İbn Rüşd, İslam felsefesinin yaklaşık beş asır süren altın çağının en başarılı ve en önemli isimlerinden biridir. Gerek antik ve helenistik felsefe, gerekse İslam ilim ve düşüncesi alanında o güne kadar oluşmuş bulunan zengin birikimi, yeniden ele alıp tartışarak farklı yorumlar getirmiş; geride bıraktığı ölümsüz eserler ve açtığı yeni ufuklarla Latin ortaçağını etkileyerek Batı'da rönesans fikrinin uyanmasında önemli katkı sağlamıştır.

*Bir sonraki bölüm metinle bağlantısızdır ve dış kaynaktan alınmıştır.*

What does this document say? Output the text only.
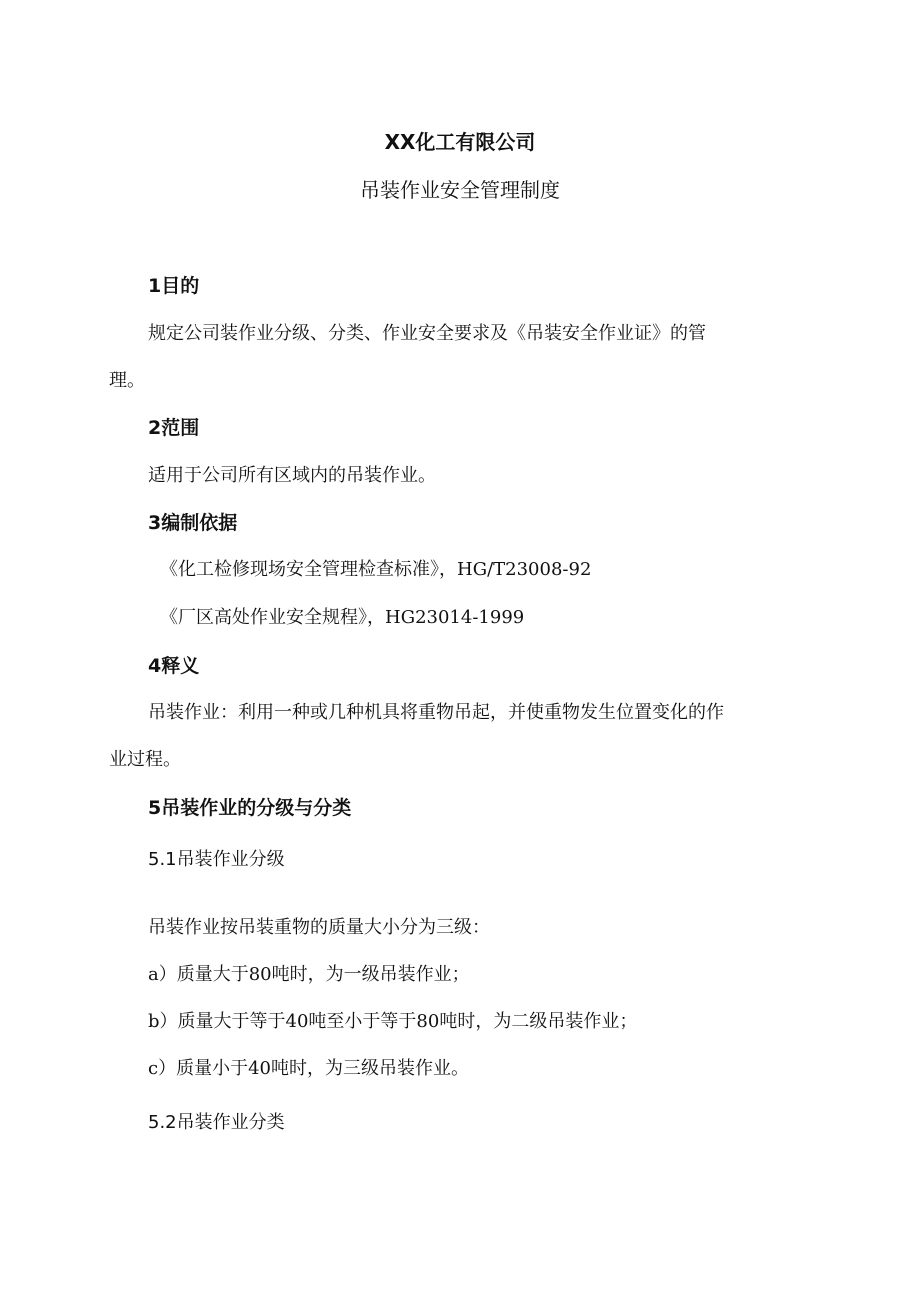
XX化工有限公司
吊装作业安全管理制度
1目的
规定公司装作业分级、分类、作业安全要求及《吊装安全作业证》的管
理。
2范围
适用于公司所有区域内的吊装作业。
3编制依据
《化工检修现场安全管理检查标准》，HG/T23008-92
《厂区高处作业安全规程》，HG23014-1999
4释义
吊装作业：利用一种或几种机具将重物吊起，并使重物发生位置变化的作
业过程。
5吊装作业的分级与分类
5.1吊装作业分级
吊装作业按吊装重物的质量大小分为三级：
a）质量大于80吨时，为一级吊装作业；
b）质量大于等于40吨至小于等于80吨时，为二级吊装作业；
c）质量小于40吨时，为三级吊装作业。
5.2吊装作业分类
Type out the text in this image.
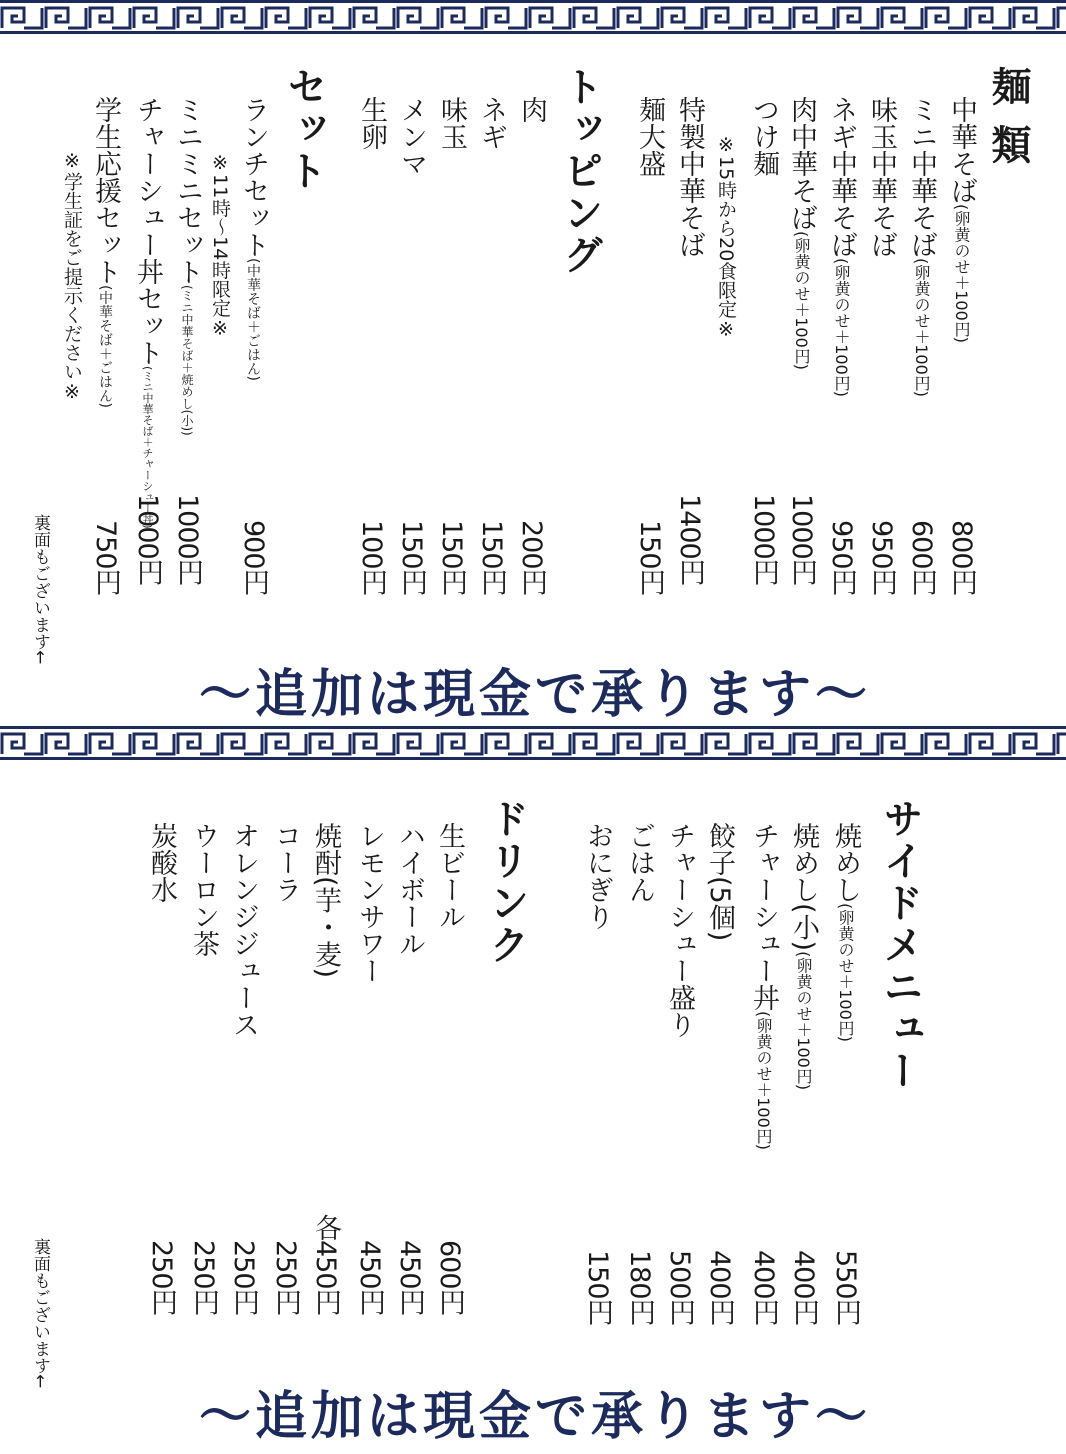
麺 類
中華そば(卵黄のせ＋100円)
ミニ中華そば(卵黄のせ＋100円)
味玉中華そば
ネギ中華そば(卵黄のせ＋100円)
肉中華そば(卵黄のせ＋100円)
つけ麺
※15時から20食限定※
特製中華そば
麺大盛
800円
600円
950円
950円
1000円
1000円
1400円
150円
トッピング
肉
ネギ
味玉
メンマ
生卵
200円
150円
150円
150円
100円
セット
ランチセット(中華そば＋ごはん)
※11時～14時限定※
ミニミニセット(ミニ中華そば＋焼めし(小))
チャーシュー丼セット(ミニ中華そば＋チャーシュー丼)
学生応援セット(中華そば＋ごはん)
※学生証をご提示ください※
900円
1000円
1000円
750円
裏面もございます←
～追加は現金で承ります～
サイドメニュー
焼めし(卵黄のせ＋100円)
焼めし(小)(卵黄のせ＋100円)
チャーシュー丼(卵黄のせ＋100円)
餃子(5個)
チャーシュー盛り
ごはん
おにぎり
550円
400円
400円
400円
500円
180円
150円
ドリンク
生ビール
ハイボール
レモンサワー
焼酎(芋・麦)
コーラ
オレンジジュース
ウーロン茶
炭酸水
600円
450円
450円
各450円
250円
250円
250円
250円
裏面もございます←
～追加は現金で承ります～
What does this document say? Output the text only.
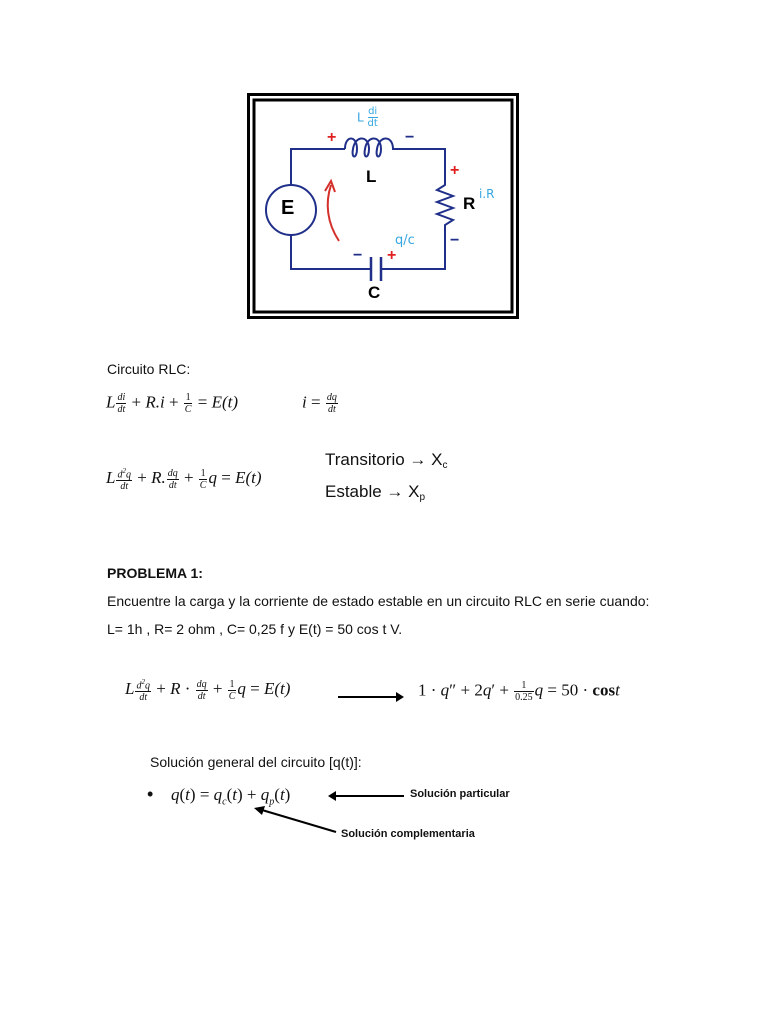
E
L
R
C
L $\frac{di}{dt}$
i.R
q/c
+	−
+
−
− +
Circuito RLC:
L $\frac{di}{dt} + R.i + \frac{1}{C} = E(t)$	$i = \frac{dq}{dt}$
L $\frac{d^2q}{dt} + R$. $\frac{dq}{dt} + \frac{1}{C}$ q = E(t)
Transitorio → $X_c$
Estable → $X_p$
PROBLEMA 1:
Encuentre la carga y la corriente de estado estable en un circuito RLC en serie cuando:
L= 1h , R= 2 ohm , C= 0,25 f y E(t) = 50 cos t V.
L $\frac{d^2q}{dt} + R \cdot \frac{dq}{dt} + \frac{1}{C}$ q = E(t)	$1 \cdot q'' + 2q' + \frac{1}{0.25}$ q = 50 · cost
Solución general del circuito [q(t)]:
• $q(t) = q_c(t) + q_p(t)$	Solución particular
Solución complementaria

İbn Rüşd, tabiat felsefesinden psikolojiye, bilgi ve varlık felsefesinden din felsefesine kadar her alandaki farklı yaklaşım ve özgün görüşleriyle, Aristo'nun yalnızca sadık bir izleyicisi ve yorumcusu olmadığını ortaya koyan bir filozof, teori ile pratiği bir arada yürüten iyi bir hukukçu ve tabiptir.
Allah-kainat-insan ilişkileri bağlamında değerlendirdiği “insan” ve “din” gerçeğini düşünce sisteminin merkezine koyan bu seçkin filozof, beşeri bilginin imkanı, kaynağı, değeri ve sınırını kendine özgü bir yorumla ortaya koymuştur. Onun özellikle din-felsefe ilişkileri konusundaki gerçekçi yaklaşımı, sadece İslam Dünyasında değil Batı'da önemli tartışmalara kaynaklık etmiştir.